Bio-functionalization of Titanium (Ti) by Amine Groups for Advanced Materials Development

Develop a multifunctional biomimetic material that exhibits damage tolerant and self-healing adhesive properties for space and terrestrial applications that is activated by a simple sugar solution. Biomimicry and biomimetic materials are enabling technologies that support journey to Mars exploration for structural applications In this case, collagen molecules are covalently bonded to a hard inert surface like titanium (Ti), this will allow for adhesion between two Ti structures, similar to how ligaments attach to bones. Self-assembly of ~100 um long collagen fibrils initiated by the covalently bonded molecules will form a microscopic brush like surface structure. When two such surfaces are brought together, the brushes will interdigitate. Subsequent exposure to a simple sugar solution (i.e. glucose in water) causes covalently crosslinking between the brushes.

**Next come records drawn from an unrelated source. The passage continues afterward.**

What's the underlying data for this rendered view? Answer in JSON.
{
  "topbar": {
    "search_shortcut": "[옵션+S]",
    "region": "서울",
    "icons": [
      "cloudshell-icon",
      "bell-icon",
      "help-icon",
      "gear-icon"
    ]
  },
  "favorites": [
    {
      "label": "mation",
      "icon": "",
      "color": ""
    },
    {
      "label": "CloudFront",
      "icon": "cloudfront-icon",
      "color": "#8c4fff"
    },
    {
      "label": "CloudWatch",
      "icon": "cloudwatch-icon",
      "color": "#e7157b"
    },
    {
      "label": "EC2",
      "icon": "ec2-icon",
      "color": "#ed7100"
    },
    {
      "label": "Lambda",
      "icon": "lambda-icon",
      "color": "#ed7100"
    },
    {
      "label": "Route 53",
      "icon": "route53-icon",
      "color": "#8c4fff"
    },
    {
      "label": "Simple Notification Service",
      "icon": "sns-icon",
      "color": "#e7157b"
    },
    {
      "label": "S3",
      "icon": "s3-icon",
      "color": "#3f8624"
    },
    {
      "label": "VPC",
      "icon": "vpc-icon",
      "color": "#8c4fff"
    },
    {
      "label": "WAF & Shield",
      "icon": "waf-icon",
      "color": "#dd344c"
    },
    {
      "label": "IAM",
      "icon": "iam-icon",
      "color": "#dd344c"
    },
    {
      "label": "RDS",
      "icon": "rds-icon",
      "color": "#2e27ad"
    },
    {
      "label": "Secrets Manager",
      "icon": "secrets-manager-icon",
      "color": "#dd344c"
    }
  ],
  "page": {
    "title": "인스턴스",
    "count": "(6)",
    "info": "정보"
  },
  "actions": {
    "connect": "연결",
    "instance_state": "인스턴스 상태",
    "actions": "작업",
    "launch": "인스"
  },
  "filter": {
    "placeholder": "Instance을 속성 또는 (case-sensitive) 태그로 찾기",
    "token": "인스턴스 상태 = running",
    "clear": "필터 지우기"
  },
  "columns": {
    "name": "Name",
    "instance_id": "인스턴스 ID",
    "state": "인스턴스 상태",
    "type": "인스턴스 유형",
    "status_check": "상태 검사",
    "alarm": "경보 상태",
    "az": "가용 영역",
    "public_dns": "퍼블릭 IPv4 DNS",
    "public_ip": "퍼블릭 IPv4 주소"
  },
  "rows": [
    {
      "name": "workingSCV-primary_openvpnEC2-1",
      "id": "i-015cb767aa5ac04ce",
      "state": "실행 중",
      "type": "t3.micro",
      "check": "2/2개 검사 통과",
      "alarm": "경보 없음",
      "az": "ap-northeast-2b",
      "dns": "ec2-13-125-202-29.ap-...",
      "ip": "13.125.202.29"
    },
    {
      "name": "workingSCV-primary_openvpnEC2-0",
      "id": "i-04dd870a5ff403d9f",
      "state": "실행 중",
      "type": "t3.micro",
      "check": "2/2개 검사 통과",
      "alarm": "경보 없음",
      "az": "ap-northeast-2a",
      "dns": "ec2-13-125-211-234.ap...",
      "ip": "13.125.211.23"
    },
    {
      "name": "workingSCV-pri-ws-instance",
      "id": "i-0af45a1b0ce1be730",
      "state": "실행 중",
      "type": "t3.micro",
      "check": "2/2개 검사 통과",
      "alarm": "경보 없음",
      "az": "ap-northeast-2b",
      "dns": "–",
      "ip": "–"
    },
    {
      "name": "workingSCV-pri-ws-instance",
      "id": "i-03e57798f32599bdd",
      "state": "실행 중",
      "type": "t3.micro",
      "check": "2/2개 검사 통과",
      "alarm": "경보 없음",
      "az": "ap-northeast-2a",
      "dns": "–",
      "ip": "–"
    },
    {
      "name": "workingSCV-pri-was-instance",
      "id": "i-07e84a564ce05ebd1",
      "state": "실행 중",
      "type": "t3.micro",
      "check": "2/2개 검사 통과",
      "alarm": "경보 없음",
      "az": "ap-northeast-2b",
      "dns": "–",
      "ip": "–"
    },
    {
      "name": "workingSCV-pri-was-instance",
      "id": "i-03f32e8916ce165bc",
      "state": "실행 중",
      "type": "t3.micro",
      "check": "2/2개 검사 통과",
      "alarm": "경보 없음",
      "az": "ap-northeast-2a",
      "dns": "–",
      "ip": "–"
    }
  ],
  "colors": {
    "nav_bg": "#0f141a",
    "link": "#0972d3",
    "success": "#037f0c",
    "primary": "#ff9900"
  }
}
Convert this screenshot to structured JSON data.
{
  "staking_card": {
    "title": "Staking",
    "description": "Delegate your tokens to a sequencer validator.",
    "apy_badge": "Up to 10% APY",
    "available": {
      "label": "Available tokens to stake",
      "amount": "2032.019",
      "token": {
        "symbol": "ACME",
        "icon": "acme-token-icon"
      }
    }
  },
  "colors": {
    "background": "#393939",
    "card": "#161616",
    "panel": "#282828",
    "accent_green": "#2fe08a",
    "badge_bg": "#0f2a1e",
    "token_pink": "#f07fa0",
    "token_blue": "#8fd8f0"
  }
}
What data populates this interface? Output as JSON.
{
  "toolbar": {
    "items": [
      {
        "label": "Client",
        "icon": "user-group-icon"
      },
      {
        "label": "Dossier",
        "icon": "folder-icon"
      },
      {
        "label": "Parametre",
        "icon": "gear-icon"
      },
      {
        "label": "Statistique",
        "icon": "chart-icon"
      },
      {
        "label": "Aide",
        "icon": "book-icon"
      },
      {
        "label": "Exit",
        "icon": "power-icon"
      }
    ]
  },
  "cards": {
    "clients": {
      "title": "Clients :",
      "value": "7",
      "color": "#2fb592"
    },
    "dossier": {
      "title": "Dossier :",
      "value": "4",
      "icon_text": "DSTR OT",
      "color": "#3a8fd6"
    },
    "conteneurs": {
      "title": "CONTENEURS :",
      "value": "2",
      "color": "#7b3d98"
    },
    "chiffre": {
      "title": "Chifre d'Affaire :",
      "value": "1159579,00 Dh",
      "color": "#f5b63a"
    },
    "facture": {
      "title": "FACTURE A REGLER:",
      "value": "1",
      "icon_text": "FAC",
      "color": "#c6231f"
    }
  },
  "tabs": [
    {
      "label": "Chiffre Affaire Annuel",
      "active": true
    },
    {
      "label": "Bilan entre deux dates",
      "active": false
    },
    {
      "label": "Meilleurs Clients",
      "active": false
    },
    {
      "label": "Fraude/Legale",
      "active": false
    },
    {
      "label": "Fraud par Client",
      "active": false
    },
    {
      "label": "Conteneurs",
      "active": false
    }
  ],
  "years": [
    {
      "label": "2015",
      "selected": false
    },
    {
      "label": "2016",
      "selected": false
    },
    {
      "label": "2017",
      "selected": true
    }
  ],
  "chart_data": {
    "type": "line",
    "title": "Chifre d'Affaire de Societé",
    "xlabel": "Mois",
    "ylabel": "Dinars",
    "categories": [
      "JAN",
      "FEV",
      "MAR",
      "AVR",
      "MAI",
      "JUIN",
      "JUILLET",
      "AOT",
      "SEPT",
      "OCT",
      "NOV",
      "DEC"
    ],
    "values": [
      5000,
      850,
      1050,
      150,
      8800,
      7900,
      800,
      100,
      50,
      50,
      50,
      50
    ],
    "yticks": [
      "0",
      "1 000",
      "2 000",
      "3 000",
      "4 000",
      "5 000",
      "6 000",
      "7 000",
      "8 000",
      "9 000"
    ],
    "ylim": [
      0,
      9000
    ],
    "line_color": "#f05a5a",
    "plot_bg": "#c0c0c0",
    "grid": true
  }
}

This new material system would rely on the robust properties of collagen fibrils to create a bio-inspired adhesive that is more resilient than cyanoacrylates, more amenable to in-situ repair, and can bond rough surfaces without the need for toxic or hazardous chemicals or solutions. In addition, the adhesive can be released using an enzyme that functions in water near neutral pH. Eliminating complex permanent adhesives will benefit robotic construction allowing parts to be repositioned if necessary in the event of misalignment. Additionally, in-situ resource utilization (ISRU) can be leveraged to provide the liquid water required for the solution, resulting in a significant reduction in launch mass. This would be accomplished by employing a multi-disciplinary process. In this low TRL proof of concept proposal, we initially create Ti surfaces with collagen fibrils oriented with their axis of symmetry perpendicular to the Ti surface. Two fibril containing surfaces will be placed into contact and the interface saturated with a sugar solution. Mechanical properties of the interface will be evaluated including tensile and shear strength and stiffness. The joined parts will then be separated and rejoined and mechanical properties re-\xad-evaluated. The goal is to demonstrate the ability to fuse two Ti substrates together via a biomimetic interface (collagen fibrils) and to evaluate robustness of the interface.